One of the emerging observations in early vocabulary acquisition research is that while the number of words that infants know is important, the structure of this knowledge also matters. That is, children do not learn words randomly, nor is their vocabulary a representative subset of adult vocabulary. Young children learn words that matter for communication in their daily activities, and these words tend to be related in meaning. It is highly possible that children are learning new language even when watching an Official Video on Youtube. Young children's early semantic structure in vocabulary knowledge suggests is that it may be easier for them to learn new words that have greater connections to their existing knowledge. However, although there had been some promising observational research on this topic, this idea had not yet been experimentally tested. So that is what we decided to do.
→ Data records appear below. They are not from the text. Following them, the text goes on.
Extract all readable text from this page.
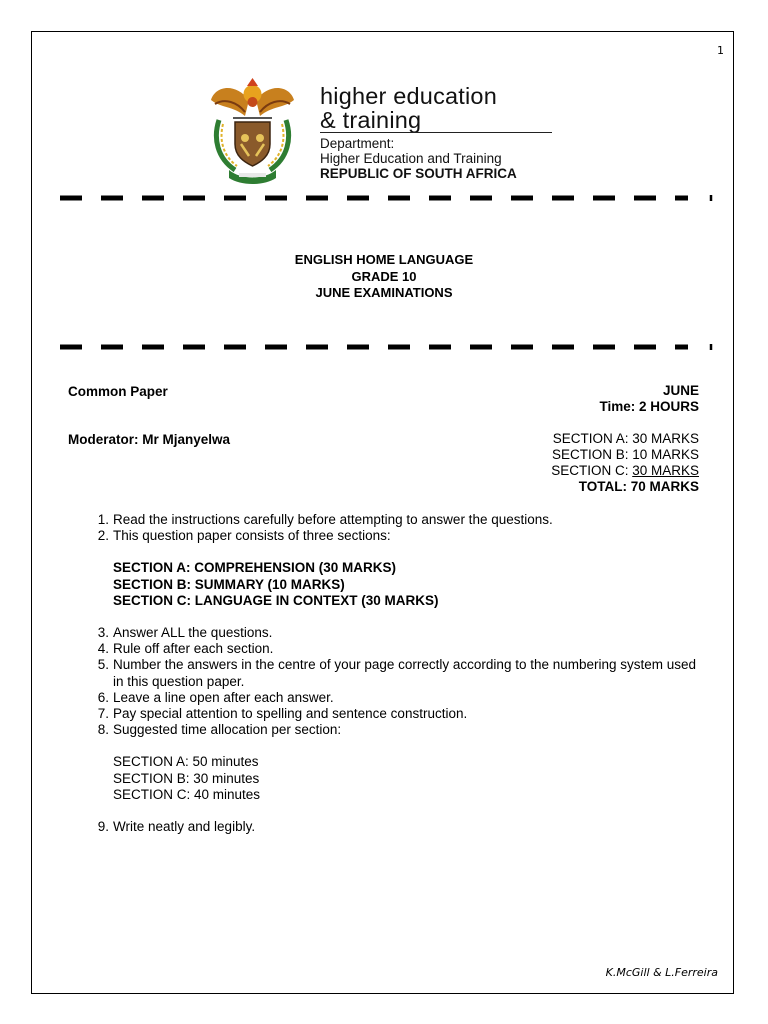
1
higher education
& training
Department:
Higher Education and Training
REPUBLIC OF SOUTH AFRICA
ENGLISH HOME LANGUAGE
GRADE 10
JUNE EXAMINATIONS
Common Paper	JUNE
Time: 2 HOURS
Moderator: Mr Mjanyelwa	SECTION A: 30 MARKS
SECTION B: 10 MARKS
SECTION C: 30 MARKS
TOTAL: 70 MARKS
1. Read the instructions carefully before attempting to answer the questions.
2. This question paper consists of three sections:
SECTION A: COMPREHENSION (30 MARKS)
SECTION B: SUMMARY (10 MARKS)
SECTION C: LANGUAGE IN CONTEXT (30 MARKS)
3. Answer ALL the questions.
4. Rule off after each section.
5. Number the answers in the centre of your page correctly according to the numbering system used in this question paper.
6. Leave a line open after each answer.
7. Pay special attention to spelling and sentence construction.
8. Suggested time allocation per section:
SECTION A: 50 minutes
SECTION B: 30 minutes
SECTION C: 40 minutes
9. Write neatly and legibly.
K.McGill & L.Ferreira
Medical Research: What did you find?
Dr. Borovsky: We found that children were be able to understand new words more effectively when those words had more connections to their exisiting vocabularies. We found this by asking parents of 32 two-year-old children to complete a detailed survey of the words their child says. We then taught these children the same six words and identified for each individual child the three words came from categories that they knew the most about, and the three that came from the child's least well-known categories. In this way, we could control for the child's overall vocabulary size, while selecting words that had relatively more or fewer connections to their own vocabulary. Afterwards, we used an eye-tracking task to test how children understood these high and low connection words. This allowed us to probe the child's knowledge without requiring them to talk or point, they simply had to do what they like to do naturally - watch a simple video on a computer screen with pictures that corresponded to the words they learned. We found that when the new items were named in this computer game, children looked more towards the words that had more connections rather than fewer connections. This suggested that they understood these high density words more easily than the more sparsely connected words.